Description, Abstract, or Artist's Statement

The histories of church institutions may often be written by the orthodox “winners,” but dissenters, protesters, and even heretics undoubtedly play important roles in giving direction to the parent institution’s evolving identity. Such voices from the margins often set the agenda at crucial moments, prompting both the dissenters and establishment to engage in a debate to define proper theology and practice. Once a dissenting group has formally separated from a parent body, there is a risk that teleological hindsight will obscure the nature of these conversations, including the reasons for the ultimate separation and the intentions of both the dissenters and the establishment.
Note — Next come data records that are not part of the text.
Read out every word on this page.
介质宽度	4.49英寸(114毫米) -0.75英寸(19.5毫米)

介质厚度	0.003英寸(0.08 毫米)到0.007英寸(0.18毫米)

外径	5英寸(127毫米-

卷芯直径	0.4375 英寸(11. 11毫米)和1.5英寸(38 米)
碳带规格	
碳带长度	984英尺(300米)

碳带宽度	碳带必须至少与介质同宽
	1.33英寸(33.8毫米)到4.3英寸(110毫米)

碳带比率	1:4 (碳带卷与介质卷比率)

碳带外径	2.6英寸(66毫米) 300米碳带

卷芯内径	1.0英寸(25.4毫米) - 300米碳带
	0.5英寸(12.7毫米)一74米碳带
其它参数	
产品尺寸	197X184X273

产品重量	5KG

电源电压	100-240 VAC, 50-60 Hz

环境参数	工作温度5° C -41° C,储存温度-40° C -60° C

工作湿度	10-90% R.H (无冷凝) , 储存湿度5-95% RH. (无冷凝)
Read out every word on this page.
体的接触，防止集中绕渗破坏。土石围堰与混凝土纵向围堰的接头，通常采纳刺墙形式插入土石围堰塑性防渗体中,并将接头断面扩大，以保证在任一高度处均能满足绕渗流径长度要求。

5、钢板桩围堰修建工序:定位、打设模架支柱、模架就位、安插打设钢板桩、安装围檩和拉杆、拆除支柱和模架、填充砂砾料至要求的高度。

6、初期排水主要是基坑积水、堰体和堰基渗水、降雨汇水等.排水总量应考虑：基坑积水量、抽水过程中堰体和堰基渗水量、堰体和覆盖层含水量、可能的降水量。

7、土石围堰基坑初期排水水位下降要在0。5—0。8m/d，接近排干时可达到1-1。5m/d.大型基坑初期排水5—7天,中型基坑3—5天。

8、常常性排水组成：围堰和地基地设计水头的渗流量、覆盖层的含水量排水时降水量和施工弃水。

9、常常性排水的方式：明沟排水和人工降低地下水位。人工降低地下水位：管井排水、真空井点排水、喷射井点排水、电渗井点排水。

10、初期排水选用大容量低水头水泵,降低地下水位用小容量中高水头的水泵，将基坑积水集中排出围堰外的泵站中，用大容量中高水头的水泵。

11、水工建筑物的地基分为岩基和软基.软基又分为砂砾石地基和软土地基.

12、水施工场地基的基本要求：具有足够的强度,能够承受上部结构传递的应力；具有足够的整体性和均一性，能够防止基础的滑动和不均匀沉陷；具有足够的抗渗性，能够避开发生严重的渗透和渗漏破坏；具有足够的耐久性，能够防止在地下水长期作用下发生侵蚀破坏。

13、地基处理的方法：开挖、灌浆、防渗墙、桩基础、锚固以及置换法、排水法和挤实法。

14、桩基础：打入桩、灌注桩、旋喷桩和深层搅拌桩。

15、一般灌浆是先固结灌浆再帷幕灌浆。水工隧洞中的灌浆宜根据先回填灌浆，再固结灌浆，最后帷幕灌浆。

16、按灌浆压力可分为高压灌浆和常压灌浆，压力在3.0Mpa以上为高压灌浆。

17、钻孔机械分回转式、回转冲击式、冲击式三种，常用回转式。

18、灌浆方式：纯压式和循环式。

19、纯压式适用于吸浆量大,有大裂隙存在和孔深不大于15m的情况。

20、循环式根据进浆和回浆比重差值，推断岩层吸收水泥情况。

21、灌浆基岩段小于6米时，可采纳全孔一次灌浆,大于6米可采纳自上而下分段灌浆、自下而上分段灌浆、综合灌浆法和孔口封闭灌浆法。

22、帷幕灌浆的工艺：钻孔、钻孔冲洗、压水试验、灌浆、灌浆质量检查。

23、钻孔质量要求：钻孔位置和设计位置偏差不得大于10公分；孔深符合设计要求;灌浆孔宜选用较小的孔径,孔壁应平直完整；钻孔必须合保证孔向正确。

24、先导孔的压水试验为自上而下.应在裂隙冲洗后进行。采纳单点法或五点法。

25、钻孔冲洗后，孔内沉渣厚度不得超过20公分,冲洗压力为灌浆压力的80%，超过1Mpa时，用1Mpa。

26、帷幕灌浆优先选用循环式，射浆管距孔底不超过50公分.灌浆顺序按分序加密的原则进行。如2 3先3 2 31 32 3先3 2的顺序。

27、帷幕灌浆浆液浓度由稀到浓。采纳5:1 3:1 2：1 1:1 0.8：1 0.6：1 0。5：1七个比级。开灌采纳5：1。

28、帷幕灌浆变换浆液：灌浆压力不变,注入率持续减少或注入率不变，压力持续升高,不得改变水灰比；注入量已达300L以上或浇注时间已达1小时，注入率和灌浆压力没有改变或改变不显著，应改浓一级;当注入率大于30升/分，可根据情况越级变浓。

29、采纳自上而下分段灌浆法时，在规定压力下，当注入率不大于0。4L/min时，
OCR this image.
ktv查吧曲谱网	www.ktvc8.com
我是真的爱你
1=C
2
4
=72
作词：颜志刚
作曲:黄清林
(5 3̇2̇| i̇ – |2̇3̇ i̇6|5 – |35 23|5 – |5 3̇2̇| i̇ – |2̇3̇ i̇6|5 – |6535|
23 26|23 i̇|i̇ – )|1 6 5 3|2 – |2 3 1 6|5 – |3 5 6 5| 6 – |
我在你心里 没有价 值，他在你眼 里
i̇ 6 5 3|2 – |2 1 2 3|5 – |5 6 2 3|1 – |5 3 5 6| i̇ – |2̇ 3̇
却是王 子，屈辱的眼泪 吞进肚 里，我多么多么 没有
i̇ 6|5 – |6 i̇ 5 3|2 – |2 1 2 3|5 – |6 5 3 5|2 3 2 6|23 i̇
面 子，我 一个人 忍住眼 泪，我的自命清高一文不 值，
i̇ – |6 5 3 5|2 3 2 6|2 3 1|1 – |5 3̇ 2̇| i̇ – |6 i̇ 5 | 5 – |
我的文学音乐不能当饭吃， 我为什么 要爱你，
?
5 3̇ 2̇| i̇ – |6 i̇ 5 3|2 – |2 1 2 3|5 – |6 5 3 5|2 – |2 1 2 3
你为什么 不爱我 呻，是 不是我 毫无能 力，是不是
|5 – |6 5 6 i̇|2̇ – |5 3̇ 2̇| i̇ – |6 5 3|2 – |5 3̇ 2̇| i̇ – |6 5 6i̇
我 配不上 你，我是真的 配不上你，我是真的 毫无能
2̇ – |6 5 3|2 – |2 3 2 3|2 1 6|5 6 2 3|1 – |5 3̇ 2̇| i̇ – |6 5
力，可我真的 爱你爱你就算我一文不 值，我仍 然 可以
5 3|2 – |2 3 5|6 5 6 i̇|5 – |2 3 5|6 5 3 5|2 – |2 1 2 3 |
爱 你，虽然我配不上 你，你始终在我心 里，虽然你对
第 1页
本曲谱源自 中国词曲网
The history of American Lutheranism since the colonial era has been a kaleidoscopic rotation of separations and mergers, in which dozens of Lutheran churches and sects have pushed and pulled on one another, all with varying shades of ethnic and linguistic identities, pietistic and confessional orientations, “high” and “low” worship, and conventional and radical practice. This is evident in the history of two institutions in particular, the Evangelical Covenant Church (Swedish Mission Covenant) and the Evangelical Lutheran Church in America (chiefly through its heritage in the Swedish Augustana Lutheran Synod, 1860-1962). One of the more complex, and perhaps misunderstood, characters in the overlapping history of the Augustana Synod and the Mission Covenant is Paul Peter Waldenström (1838-1917). This Lutheran-minister-turned-Pietist-evangelist was a figure of controversy in his day, prompting conflicting interpretations among his friends and foes alike. As a result, he has also been problematic for historians to sort out. This essay will shed light on the conflicts and confluence of Augustana and the Covenant by drawing from Waldenström’s letters and writings, including travel accounts written and published after his four speaking tours to North America between 1889 and 1910.

Original Citation

“Defining Lutheranism from the Margins: Paul Peter Waldenström on Being a ‘Good Lutheran’ in America” in The Swedish-American Historical Quarterly. April-July 2012, vol LXIII, Nos 2-3. 101-134.